23 May 2010

UK Nuke Subs on Patrol

What's life like on a Trident submarine? Here's an excerpt from a good article at The Guardian.

At any moment, one of Britain's four Trident submarines is out there, somewhere, patrolling a continent-sized patch of the Atlantic. When the 160-strong crew slip beneath the waves off Scotland's west coast, that's the last anyone sees of them for three months. Powered by a nuclear reactor, the submarines are almost silent and virtually undetectable. While on patrol, direct communication with navy bosses back home ceases, so potential enemies cannot intercept any signals. The crew are almost completely cut off from the outside world.

"Initially there is a sense of euphoria when the telephones are disconnected," says Commander Julian Ferguson, who captained HMS Vengeance on four patrols before retiring in 2006. "You think, thank God for that. You're on your own."

As captain, Ferguson knew where they were going, as did the navigator, but their superiors at base only knew the approximate area they would patrol. An aerial trails behind the submarine, to pick up radio signals from Britain if the prime minister presses the nuclear button.
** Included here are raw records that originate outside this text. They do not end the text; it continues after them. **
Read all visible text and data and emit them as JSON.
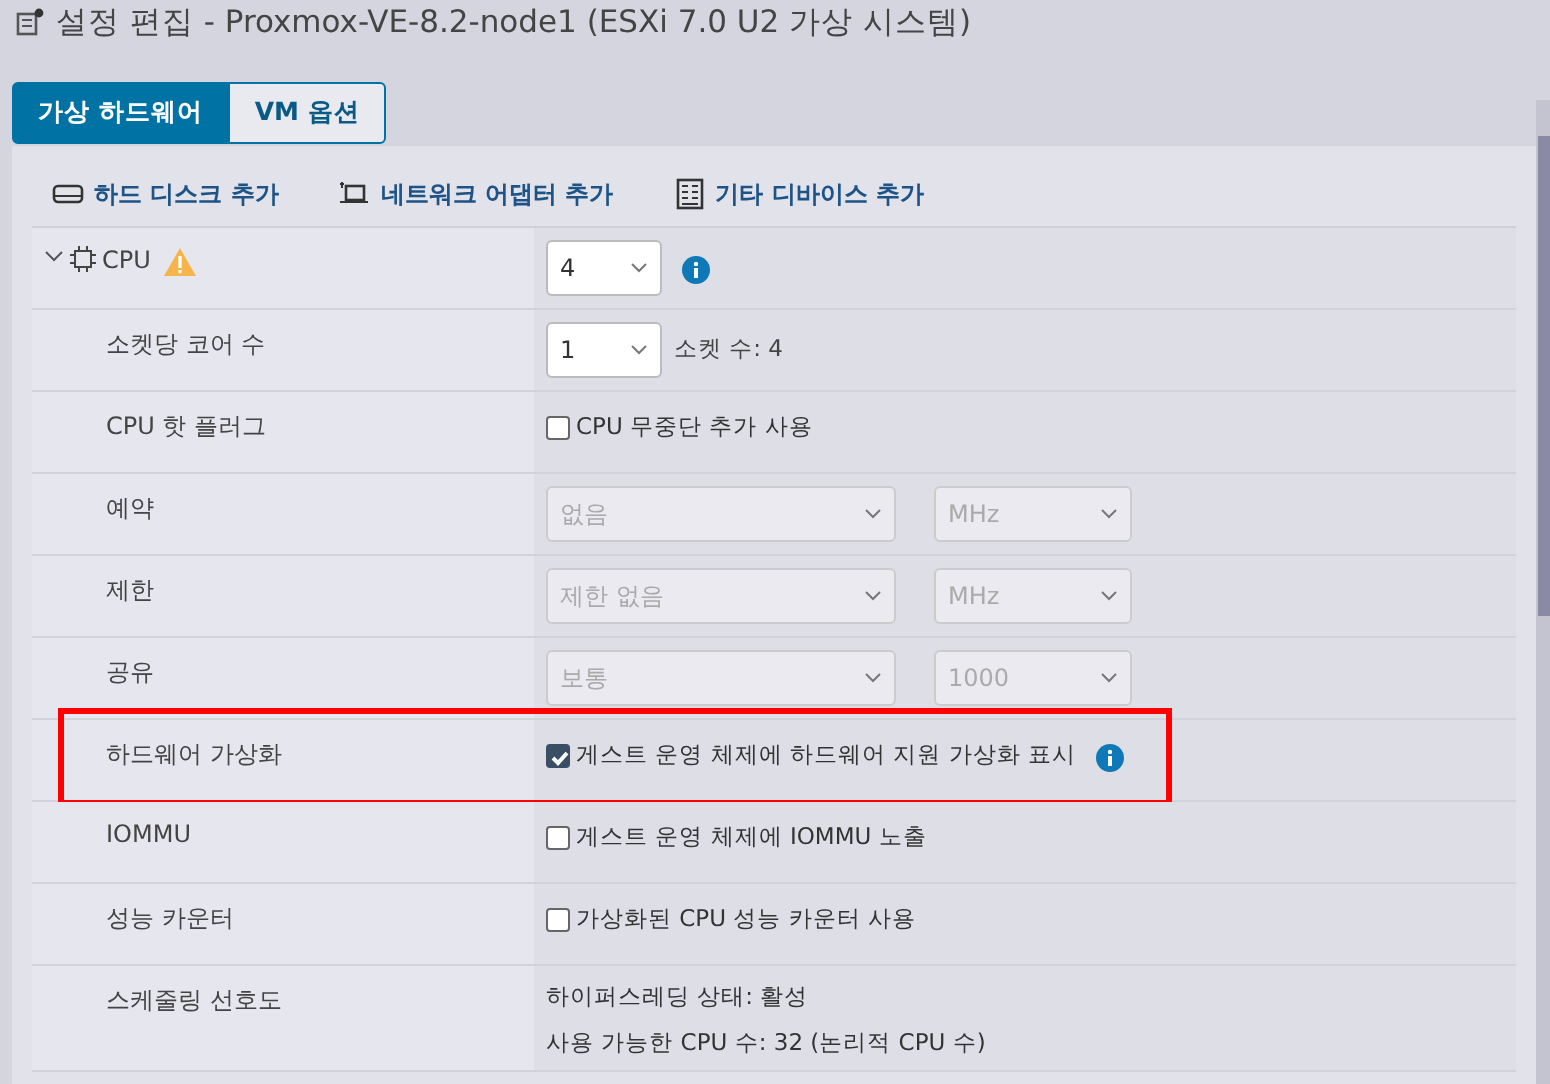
{
  "window": {
    "title": "설정 편집 - Proxmox-VE-8.2-node1 (ESXi 7.0 U2 가상 시스템)"
  },
  "tabs": [
    {
      "label": "가상 하드웨어",
      "selected": true
    },
    {
      "label": "VM 옵션",
      "selected": false
    }
  ],
  "toolbar": [
    {
      "label": "하드 디스크 추가",
      "kind": "disk"
    },
    {
      "label": "네트워크 어댑터 추가",
      "kind": "network"
    },
    {
      "label": "기타 디바이스 추가",
      "kind": "device"
    }
  ],
  "rows": [
    {
      "label": "CPU",
      "kind": "select",
      "value": "4",
      "info": true,
      "warning": true,
      "expanded": true,
      "children": [
        {
          "label": "소켓당 코어 수",
          "kind": "select",
          "value": "1",
          "note": "소켓 수: 4"
        },
        {
          "label": "CPU 핫 플러그",
          "kind": "checkbox",
          "checked": false,
          "text": "CPU 무중단 추가 사용"
        },
        {
          "label": "예약",
          "kind": "dual_select",
          "value": "없음",
          "unit": "MHz",
          "disabled": true
        },
        {
          "label": "제한",
          "kind": "dual_select",
          "value": "제한 없음",
          "unit": "MHz",
          "disabled": true
        },
        {
          "label": "공유",
          "kind": "dual_select",
          "value": "보통",
          "unit": "1000",
          "disabled": true
        },
        {
          "label": "하드웨어 가상화",
          "kind": "checkbox",
          "checked": true,
          "text": "게스트 운영 체제에 하드웨어 지원 가상화 표시",
          "info": true,
          "highlighted": true
        },
        {
          "label": "IOMMU",
          "kind": "checkbox",
          "checked": false,
          "text": "게스트 운영 체제에 IOMMU 노출"
        },
        {
          "label": "성능 카운터",
          "kind": "checkbox",
          "checked": false,
          "text": "가상화된 CPU 성능 카운터 사용"
        },
        {
          "label": "스케줄링 선호도",
          "kind": "lines",
          "lines": [
            "하이퍼스레딩 상태: 활성",
            "사용 가능한 CPU 수: 32 (논리적 CPU 수)"
          ]
        }
      ]
    }
  ]
}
It also relays brief messages from the crew's families once a week; the sailors cannot reply.

If there was nuclear war and the captain was unable to communicate with base, there is a personal letter on board written by the prime minister to the captain. The contents are top secret but it is thought that the instructions include allying with the US, travelling to Australia if Europe has been destroyed and, ultimately, firing the weapons. The missiles cannot be launched by one man alone; the crew are not told what they are aiming at.